The critical thing to look out for is whether the PSU holds its voltage under its nominal load. Cheap PSUs are notorious for not being capable of this and this can be only measure when the PSU is under load.
Thing you can do:
-Buy a good PSU, reviewed by these guys: http://www.jonnyguru.com/
Here's why I reccomed these guys: http://www.hardwaresecrets.com/article/410
-Buy a UPS. This solves problems with the purity of your electric source and protects your PC from power surges.
-Buy an external hard-disk to periodically backup your data.
-Buy a RAID card (preferably hardware RAID if you have the money) and mirror (RAID 1) the contents of your hard-drive. So called "firmware" RAID (often availible through integrated chipsets on your motherboard) are also a solution but will use your main CPU for calculations.
a) RAID 1 creates 1:1 copy of your stuff, is fast but you can only use 50% of your available space. (Needs at least 2 hard drives).
b)RAID 5 divides drives to stripes, and calculates a parity stripe for each set of data stripes. You effectively loose one drive to this purpose, so use you can use about 66%-80% of your available space. (Needs at least 3 hard drives).

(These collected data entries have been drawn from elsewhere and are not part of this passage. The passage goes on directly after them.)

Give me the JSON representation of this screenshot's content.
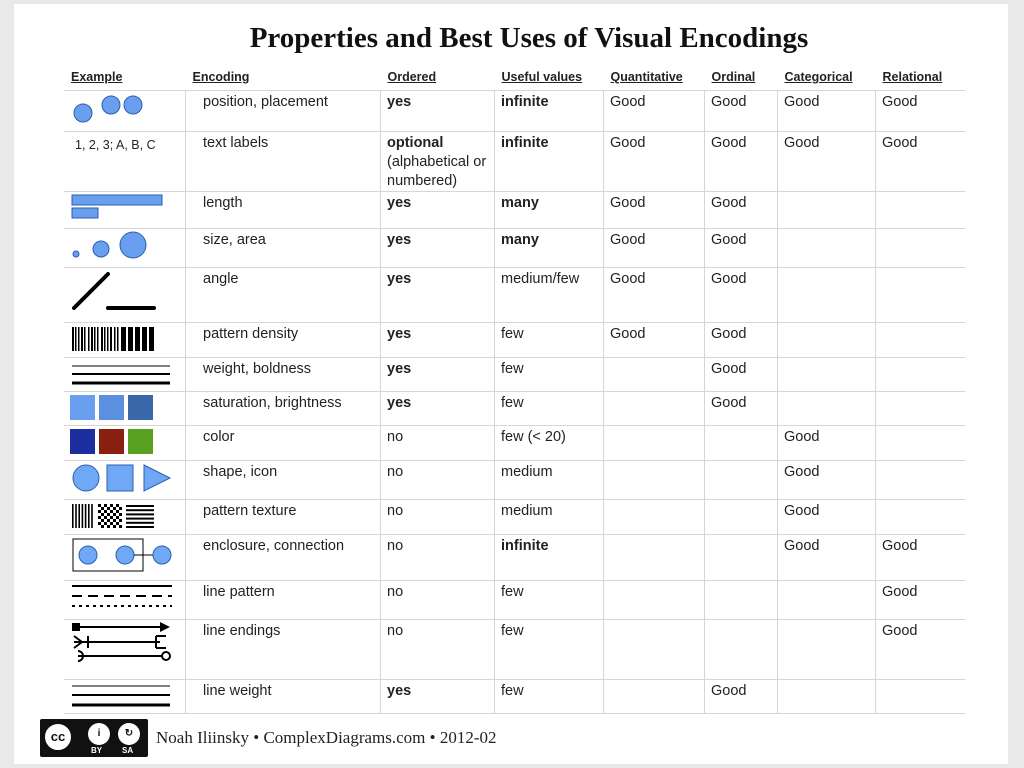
{
  "title": "Properties and Best Uses of Visual Encodings",
  "columns": [
    "Example",
    "Encoding",
    "Ordered",
    "Useful values",
    "Quantitative",
    "Ordinal",
    "Categorical",
    "Relational"
  ],
  "colors": {
    "blue_light": "#6a9ff0",
    "blue_mid": "#5b8fe0",
    "blue_dark": "#3a66aa",
    "navy": "#1d2fa0",
    "maroon": "#8a2010",
    "green": "#58a020",
    "shape_fill": "#6fa8f5"
  },
  "rows": [
    {
      "example": "two-points-icon",
      "encoding": "position, placement",
      "ordered": "yes",
      "ordered_bold": true,
      "values": "infinite",
      "values_bold": true,
      "quantitative": "Good",
      "ordinal": "Good",
      "categorical": "Good",
      "relational": "Good"
    },
    {
      "example": "text-labels",
      "example_text": "1, 2, 3; A, B, C",
      "encoding": "text labels",
      "ordered": "optional",
      "ordered_sub": "(alphabetical or numbered)",
      "ordered_bold": true,
      "values": "infinite",
      "values_bold": true,
      "quantitative": "Good",
      "ordinal": "Good",
      "categorical": "Good",
      "relational": "Good"
    },
    {
      "example": "bars-icon",
      "encoding": "length",
      "ordered": "yes",
      "ordered_bold": true,
      "values": "many",
      "values_bold": true,
      "quantitative": "Good",
      "ordinal": "Good",
      "categorical": "",
      "relational": ""
    },
    {
      "example": "circles-size-icon",
      "encoding": "size, area",
      "ordered": "yes",
      "ordered_bold": true,
      "values": "many",
      "values_bold": true,
      "quantitative": "Good",
      "ordinal": "Good",
      "categorical": "",
      "relational": ""
    },
    {
      "example": "angle-icon",
      "encoding": "angle",
      "ordered": "yes",
      "ordered_bold": true,
      "values": "medium/few",
      "values_bold": false,
      "quantitative": "Good",
      "ordinal": "Good",
      "categorical": "",
      "relational": ""
    },
    {
      "example": "barcode-icon",
      "encoding": "pattern density",
      "ordered": "yes",
      "ordered_bold": true,
      "values": "few",
      "values_bold": false,
      "quantitative": "Good",
      "ordinal": "Good",
      "categorical": "",
      "relational": ""
    },
    {
      "example": "line-weights-icon",
      "encoding": "weight, boldness",
      "ordered": "yes",
      "ordered_bold": true,
      "values": "few",
      "values_bold": false,
      "quantitative": "",
      "ordinal": "Good",
      "categorical": "",
      "relational": ""
    },
    {
      "example": "saturation-swatches-icon",
      "encoding": "saturation, brightness",
      "ordered": "yes",
      "ordered_bold": true,
      "values": "few",
      "values_bold": false,
      "quantitative": "",
      "ordinal": "Good",
      "categorical": "",
      "relational": ""
    },
    {
      "example": "color-swatches-icon",
      "encoding": "color",
      "ordered": "no",
      "ordered_bold": false,
      "values": "few (< 20)",
      "values_bold": false,
      "quantitative": "",
      "ordinal": "",
      "categorical": "Good",
      "relational": ""
    },
    {
      "example": "shapes-icon",
      "encoding": "shape, icon",
      "ordered": "no",
      "ordered_bold": false,
      "values": "medium",
      "values_bold": false,
      "quantitative": "",
      "ordinal": "",
      "categorical": "Good",
      "relational": ""
    },
    {
      "example": "textures-icon",
      "encoding": "pattern texture",
      "ordered": "no",
      "ordered_bold": false,
      "values": "medium",
      "values_bold": false,
      "quantitative": "",
      "ordinal": "",
      "categorical": "Good",
      "relational": ""
    },
    {
      "example": "enclosure-icon",
      "encoding": "enclosure, connection",
      "ordered": "no",
      "ordered_bold": false,
      "values": "infinite",
      "values_bold": true,
      "quantitative": "",
      "ordinal": "",
      "categorical": "Good",
      "relational": "Good"
    },
    {
      "example": "dashed-lines-icon",
      "encoding": "line pattern",
      "ordered": "no",
      "ordered_bold": false,
      "values": "few",
      "values_bold": false,
      "quantitative": "",
      "ordinal": "",
      "categorical": "",
      "relational": "Good"
    },
    {
      "example": "arrow-endings-icon",
      "encoding": "line endings",
      "ordered": "no",
      "ordered_bold": false,
      "values": "few",
      "values_bold": false,
      "quantitative": "",
      "ordinal": "",
      "categorical": "",
      "relational": "Good"
    },
    {
      "example": "line-weight-icon",
      "encoding": "line weight",
      "ordered": "yes",
      "ordered_bold": true,
      "values": "few",
      "values_bold": false,
      "quantitative": "",
      "ordinal": "Good",
      "categorical": "",
      "relational": ""
    }
  ],
  "footer": {
    "license_badge": {
      "by": "BY",
      "sa": "SA"
    },
    "credit": "Noah Iliinsky • ComplexDiagrams.com • 2012-02"
  }
}
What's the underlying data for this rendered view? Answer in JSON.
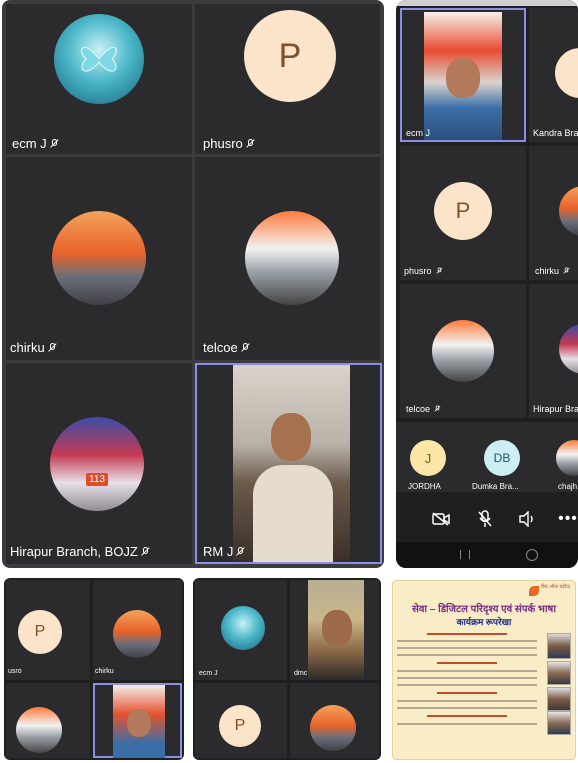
{
  "main_grid": {
    "tiles": [
      {
        "name": "ecm J",
        "avatar": "image"
      },
      {
        "name": "phusro",
        "avatar": "P"
      },
      {
        "name": "chirku",
        "avatar": "image"
      },
      {
        "name": "telcoe",
        "avatar": "image"
      },
      {
        "name": "Hirapur Branch, BOJZ",
        "avatar": "image"
      },
      {
        "name": "RM J",
        "avatar": "video"
      }
    ]
  },
  "phone": {
    "tiles": [
      {
        "name": "ecm J"
      },
      {
        "name": "Kandra Bra"
      },
      {
        "name": "phusro",
        "avatar": "P"
      },
      {
        "name": "chirku"
      },
      {
        "name": "telcoe"
      },
      {
        "name": "Hirapur Bra"
      }
    ],
    "strip": [
      {
        "name": "JORDHA",
        "initials": "J"
      },
      {
        "name": "Dumka Bra...",
        "initials": "DB"
      },
      {
        "name": "chajh"
      }
    ],
    "controls": [
      "camera-off",
      "mic-off",
      "speaker",
      "more"
    ]
  },
  "bottom_left": {
    "tiles": [
      {
        "name": "usro",
        "avatar": "P"
      },
      {
        "name": "chirku"
      }
    ]
  },
  "bottom_mid": {
    "tiles": [
      {
        "name": "ecm J"
      },
      {
        "name": "dmc"
      }
    ],
    "avatar_letter": "P"
  },
  "document": {
    "header_small": "बैंक ऑफ़ बड़ौदा",
    "title": "सेवा – डिजिटल परिदृश्य एवं संपर्क भाषा",
    "subtitle": "कार्यक्रम रूपरेखा"
  },
  "colors": {
    "panel": "#3b3a3d",
    "tile": "#2b2a2c",
    "active_outline": "#8a8ee6",
    "avatar_bg": "#fbe4c9",
    "initials_bg": "#fde7a8",
    "doc_bg": "#f8edc7"
  }
}
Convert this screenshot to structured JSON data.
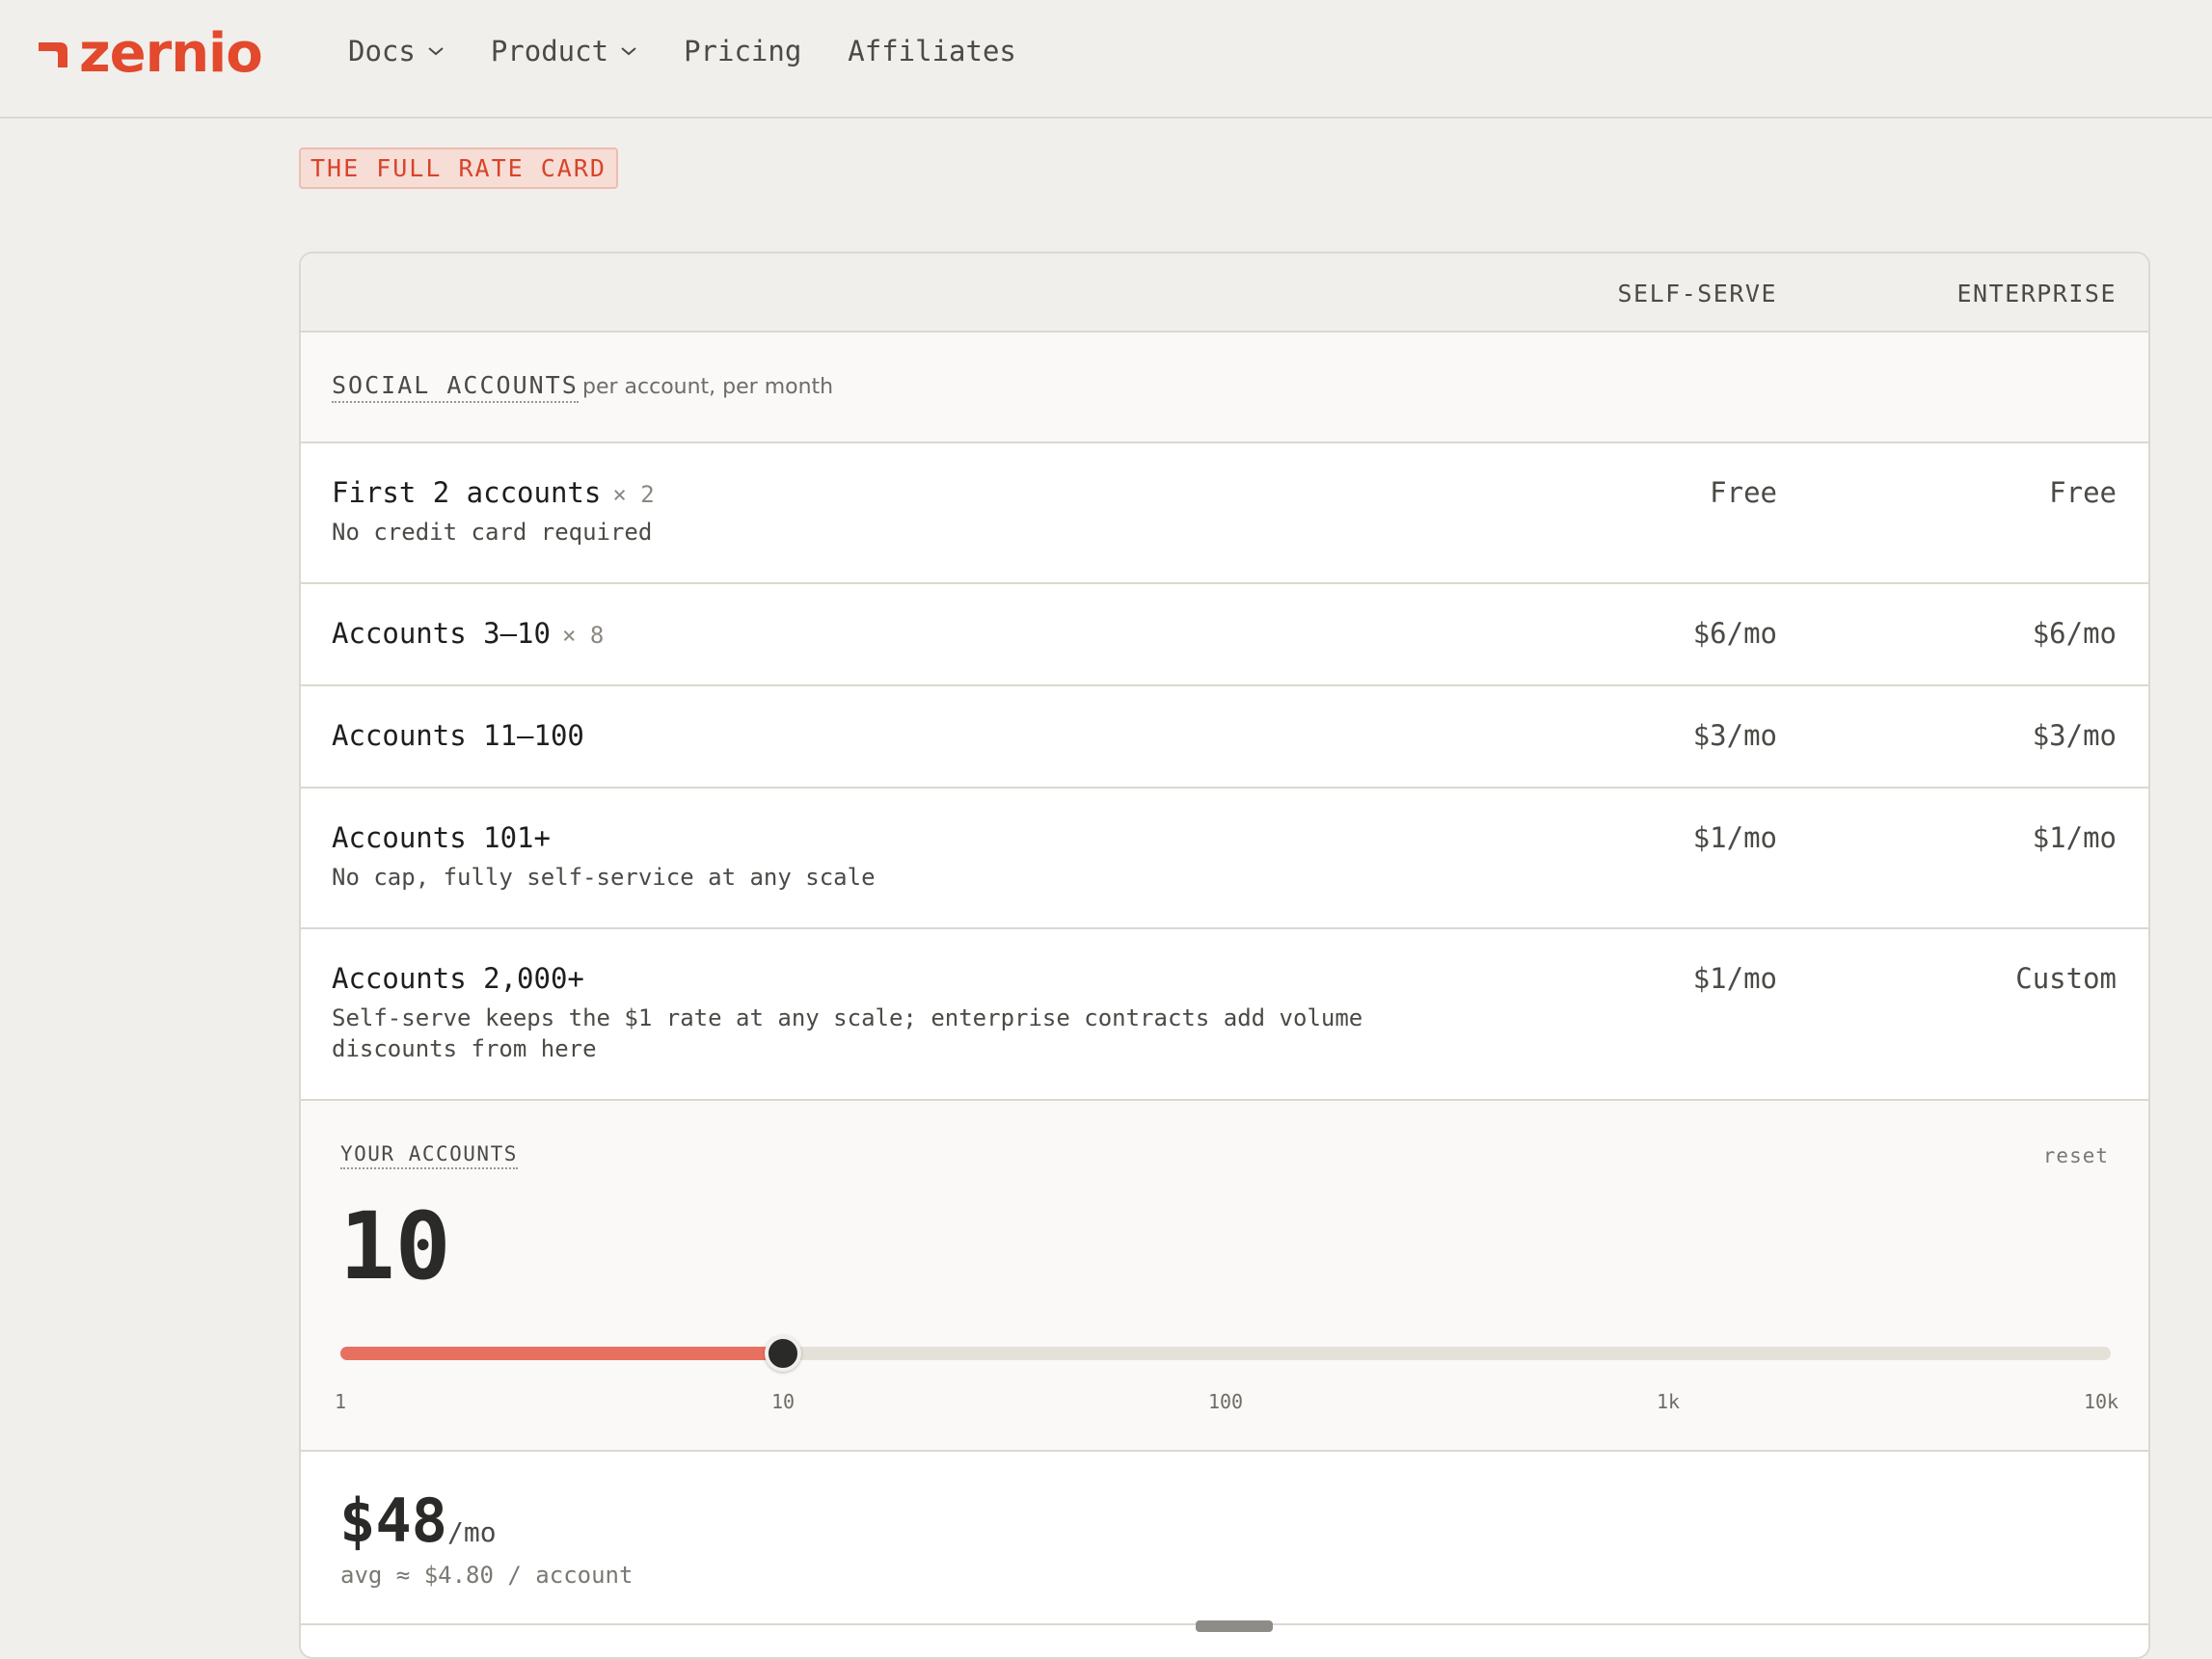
{
  "brand": {
    "name": "zernio",
    "color": "#e2492d"
  },
  "nav": {
    "items": [
      {
        "label": "Docs",
        "dropdown": true
      },
      {
        "label": "Product",
        "dropdown": true
      },
      {
        "label": "Pricing",
        "dropdown": false
      },
      {
        "label": "Affiliates",
        "dropdown": false
      }
    ]
  },
  "tag": "THE FULL RATE CARD",
  "table": {
    "columns": {
      "self_serve": "SELF-SERVE",
      "enterprise": "ENTERPRISE"
    },
    "section": {
      "title": "SOCIAL ACCOUNTS",
      "subtitle": "· per account, per month"
    },
    "rows": [
      {
        "title": "First 2 accounts",
        "mult": "× 2",
        "desc": "No credit card required",
        "self_serve": "Free",
        "enterprise": "Free"
      },
      {
        "title": "Accounts 3–10",
        "mult": "× 8",
        "desc": "",
        "self_serve": "$6/mo",
        "enterprise": "$6/mo"
      },
      {
        "title": "Accounts 11–100",
        "mult": "",
        "desc": "",
        "self_serve": "$3/mo",
        "enterprise": "$3/mo"
      },
      {
        "title": "Accounts 101+",
        "mult": "",
        "desc": "No cap, fully self-service at any scale",
        "self_serve": "$1/mo",
        "enterprise": "$1/mo"
      },
      {
        "title": "Accounts 2,000+",
        "mult": "",
        "desc": "Self-serve keeps the $1 rate at any scale; enterprise contracts add volume discounts from here",
        "self_serve": "$1/mo",
        "enterprise": "Custom"
      }
    ]
  },
  "calculator": {
    "label": "YOUR ACCOUNTS",
    "reset": "reset",
    "count": "10",
    "slider_fraction": 0.25,
    "ticks": [
      "1",
      "10",
      "100",
      "1k",
      "10k"
    ],
    "accent": "#e87060"
  },
  "total": {
    "amount": "$48",
    "unit": "/mo",
    "avg": "avg ≈ $4.80 / account"
  }
}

Unlike RAID 1, when an error occurs to restore your data you *must* put a new drive into the array and rebuild it. If a further drive error occurs during this process you may loose data. This is more likely than one's given to think, since if the drives are old enough to fail, chances are when one is in bad shape so are the others.
c) RAID 6 is a better alternative as it creates 2 parity stripes for each set of data-stripes, so it can recover even from (albeit a single) drive error during array rebuild. (Needs at least 4 hard drives).